Rohan at the Louvre
By Hirohiko Araki
Published by NBM
Hirohiko Araki is an inspired choice for the line of European graphic novels published in conjunction with the Louvre, given that his work seems (from the outside viewpoint of someone having never actually read any of his comics) completely nuts, but also quite creative. This book is actually a spinoff of Araki's series Jojo's Bizarre Adventure, starring a manga artist named Rohan who has the power to "read" people like a book, which means their faces actually peel open like pages, allowing him to see the words printed underneath, which are apparently their life stories. He gets a chance to visit the Louvre in order to view a cursed Japanese painting that was made with "the blackest color in the world", an excursion that ends up being disastrous, as the painting, which had been sealed away in an abandoned underground archive, unleashes the ghosts of Rohan and his museum worker companions' ancestors, the vengeful spirits visiting gruesome fates on the living. It's pretty weird, with plenty of striking imagery, and maybe some sort of message about learning from the past? It's hard to tell, and it's curious why the Louvre would commission work like this, since it only barely features any imagery of the museum itself or any of the actual artwork that resides there. Perhaps it's meant to foster the idea that all sorts of unknown treasures are hidden away in the Louvre's vaults, waiting to be discovered (or unleashed)?
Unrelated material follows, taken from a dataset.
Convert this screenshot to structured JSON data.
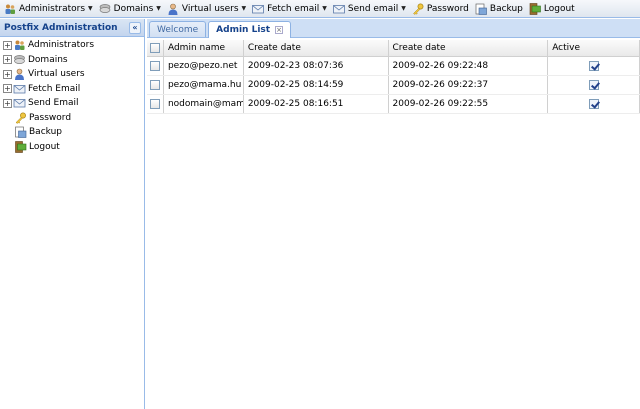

That's kind of beside the point though; this is really all about Araki being weird. There's a bizarre energy to his art, from basics like costume design (Rohan wears his inverted Jughead hat at all times, as if it's part of his head) to the poses characters strike, which often consist of odd bodily contortions or flamboyant gestures:
And while exaggerated emotions are common in manga, Araki's characters seem especially prone to crazy outbursts:
And that's during the "normal" parts of the book; when the ghosts attack and things go really crazy, the atmosphere turns creepy, and the horrors inflicted are rather disgusting:
The plot is oddly-paced too; Araki spends the first fourth of the book relating a tale from Rohan's youth, when a woman moved into his grandma's boarding house, expressed interest in his budding manga career, told him the story of the cursed painting, and cried a bunch about her failed marriage before disappearing. Then the story jumps to the present and the rest of the book consists of what ends up being a rather brief visit to the museum before ending abruptly after Rohan escapes. He apparently learns some sort of lesson about honoring the ghosts of the past or something, but it's hard to take anything away from the proceedings other than a general feeling of unease.
But it's a neat comic nonetheless, a nice chance to see manga art in color, which is a rarity, at least for work that has been translated into English. It also seems like a good sample of Araki's work, something that might point readers toward his other stuff, with expectations of nonsensical craziness and eccentric art, and the feeling that anything can, and probably will, happen. Jojo, here we come.